Purpose
This guide provides validation rules for detecting data quality issues after CSV parsing. Apply these checks to the parsed data before analysis to catch problems early and report them with actionable detail.
Validation Checks
Missing Value Detection
Scan each column for null, empty string, or whitespace-only values. Report as: "Column '[name]' has [N] missing values ([X]% of rows) in rows [list]." When more than 10 rows are affected, show the first 5 and note "and [N] more." Columns with >50% missing values should be flagged as potentially unusable for analysis.
Date Format Validation
For columns identified as dates, attempt to parse each value. Valid formats include ISO (YYYY-MM-DD), US (MM/DD/YYYY), European (DD/MM/YYYY), and natural language (Jan 15, 2024). Report unparseable dates as: "Column '[name]' has [N] invalid dates in rows [list]. Expected formats: YYYY-MM-DD, MM/DD/YYYY, or 'Jan 15, 2024'." Flag future dates (more than 7 days ahead) as suspicious unless the column name suggests forecasts or expected dates.
Duplicate Detection
If an ID-like column exists (containing "id", "key", "number", or unique identifiers), check for duplicate values. Report as: "Found [N] duplicate IDs: [ID1] (rows [list]), [ID2] (rows [list])." Show up to 5 duplicates; if more exist, note "and [N] more duplicate IDs." Ask the user how to handle: keep first, keep latest (by date column), sum amounts, or remove entirely.
Suspicious Value Flags
Check for values that are technically valid but likely erroneous:
- Negative amounts in columns that should be positive (revenue, counts, quantities): "Column '[name]' has [N] negative values in rows [list]. Verify these are intentional."

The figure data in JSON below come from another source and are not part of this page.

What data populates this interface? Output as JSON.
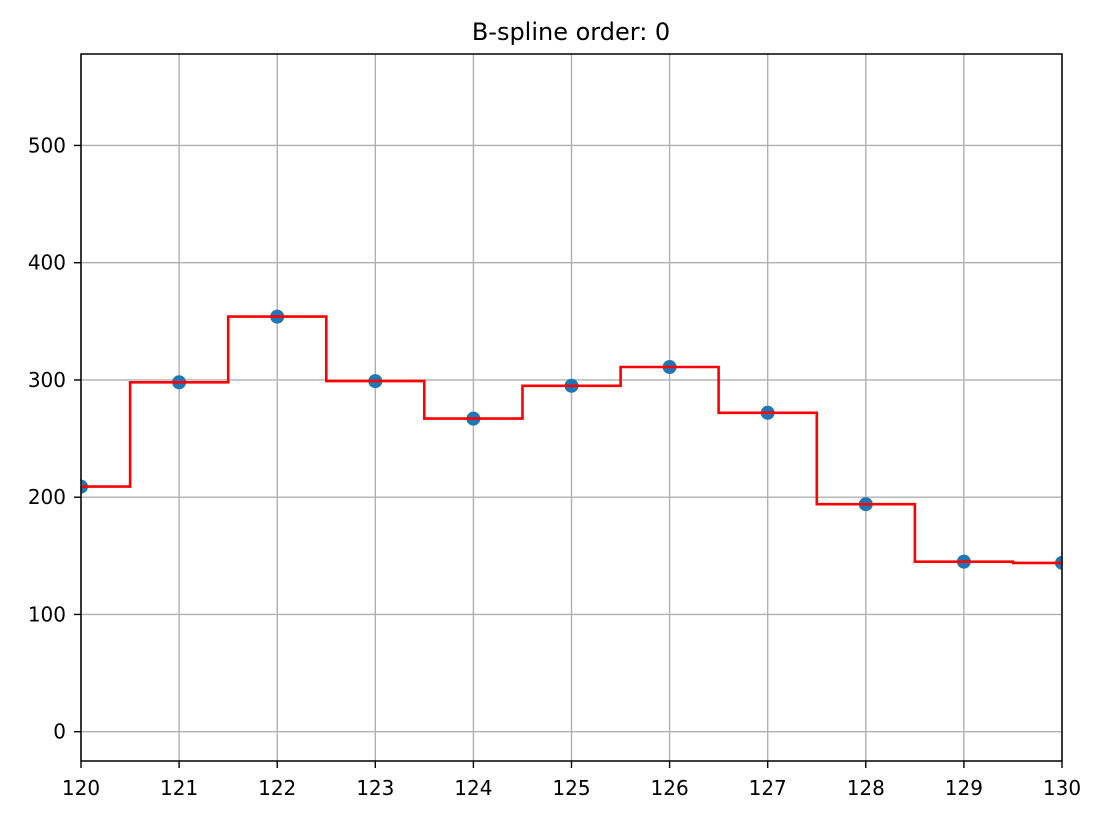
{
  "chart_data": {
    "type": "line",
    "title": "B-spline order: 0",
    "xlabel": "",
    "ylabel": "",
    "xlim": [
      120,
      130
    ],
    "ylim": [
      -25,
      578
    ],
    "grid": true,
    "x_ticks": [
      "120",
      "121",
      "122",
      "123",
      "124",
      "125",
      "126",
      "127",
      "128",
      "129",
      "130"
    ],
    "y_ticks": [
      "0",
      "100",
      "200",
      "300",
      "400",
      "500"
    ],
    "series": [
      {
        "kind": "scatter",
        "color": "#1f77b4",
        "x": [
          120,
          121,
          122,
          123,
          124,
          125,
          126,
          127,
          128,
          129,
          130
        ],
        "y": [
          209,
          298,
          354,
          299,
          267,
          295,
          311,
          272,
          194,
          145,
          144
        ]
      },
      {
        "kind": "step",
        "color": "#ff0000",
        "x": [
          120,
          120.5,
          120.5,
          121.5,
          121.5,
          122.5,
          122.5,
          123.5,
          123.5,
          124.5,
          124.5,
          125.5,
          125.5,
          126.5,
          126.5,
          127.5,
          127.5,
          128.5,
          128.5,
          129.5,
          129.5,
          130
        ],
        "y": [
          209,
          209,
          298,
          298,
          354,
          354,
          299,
          299,
          267,
          267,
          295,
          295,
          311,
          311,
          272,
          272,
          194,
          194,
          145,
          145,
          144,
          144
        ]
      }
    ]
  }
}
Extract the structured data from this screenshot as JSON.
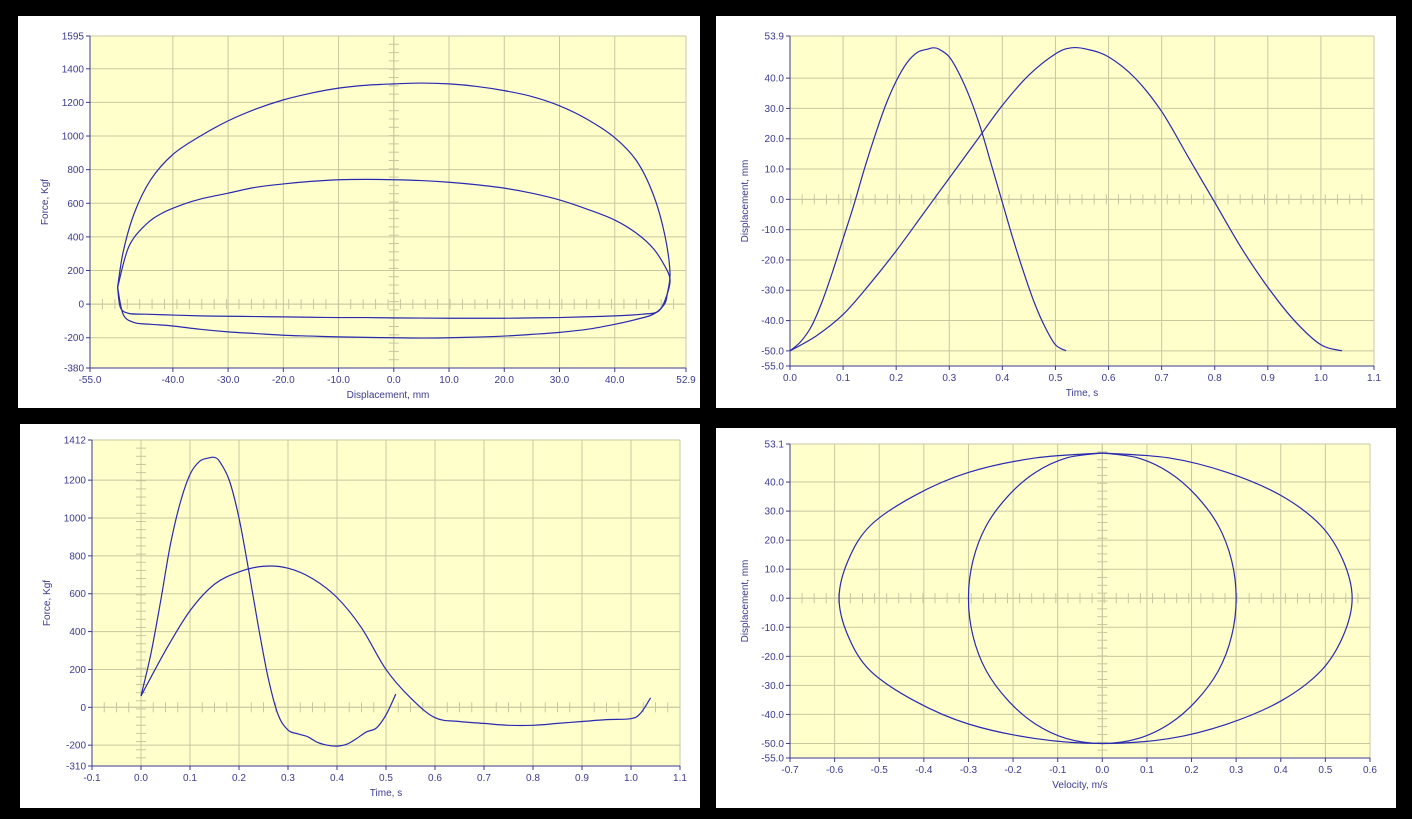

- Future dates in historical columns (created_date, close_date): "Column '[name]' has [N] dates in the future in rows [list]."
- Percentages outside 0-100 (unless explicitly a multiplier): "Column '[name]' has values outside 0-100% range in rows [list]."
- Outliers more than 3 standard deviations from mean in numeric columns: "Column '[name]' has [N] extreme outliers in rows [list]. Largest: [value], smallest: [value]."
Error Message Templates
Use these templates for consistent, actionable error reporting:
| Issue Type | Template |
|---|---|
| Missing values | "Column '[column]' has [N] missing values ([X]% of rows) in rows [first 5 rows]. [Add 'and N more' if >5]" |
| Invalid dates | "Column '[column]' has [N] invalid dates in rows [list]. Expected: YYYY-MM-DD, MM/DD/YYYY, or 'Jan 15, 2024'" |
| Duplicates | "Found [N] duplicate IDs: [ID] (rows [list]), [ID] (rows [list]). [Add 'and N more' if >5]" |
| Negative amounts | "Column '[column]' has [N] negative values in rows [list]. Verify intentional." |
| Future dates | "Column '[column]' has [N] future dates in rows [list]. Expected historical data." |
| Percentage range | "Column '[column]' has [N] values outside 0-100% in rows [list]." |
| Outliers | "Column '[column]' has [N] extreme outliers (>3σ) in rows [list]. Range: [min] to [max]." |
Output Format
Add a "validation" object to the interpreted CSV output:
{
"validation": {
"status": "clean | warnings | errors",
"issues": [
{
"type": "missing_values | invalid_dates | duplicates | suspicious_values",
"column": "column name",
"severity": "warning | error",
"count": N,
"rows": [row numbers],
"message": "Human-readable message using templates above"
}
],
"summary": "Brief overall assessment"
}
}Set status to "errors" if any issue would prevent meaningful analysis (>50% missing in key column, all dates invalid). Set to "warnings" for issues that should be noted but don't block analysis. Set to "clean" only if no issues found.
Severity Guidelines
Errors (block analysis or require user decision):
- ID column has duplicates (affects counts and aggregations)
- Required column has >50% missing values
- All values in a date column are unparseable
Warnings (note in output, proceed with caution):
- <20% missing values in non-critical columns
- A few suspicious values (negatives, outliers)
- Some unparseable dates with most valid
Handling Decisions
When validation finds issues requiring user input, present options clearly:
- Duplicates: "Keep first occurrence, keep latest by [date column], sum amounts, or exclude duplicates?"
- Missing values: "Exclude rows with missing [column], treat as zero, or proceed with partial data?"
- Invalid dates: "Exclude rows with invalid dates, or proceed without date-based analysis?"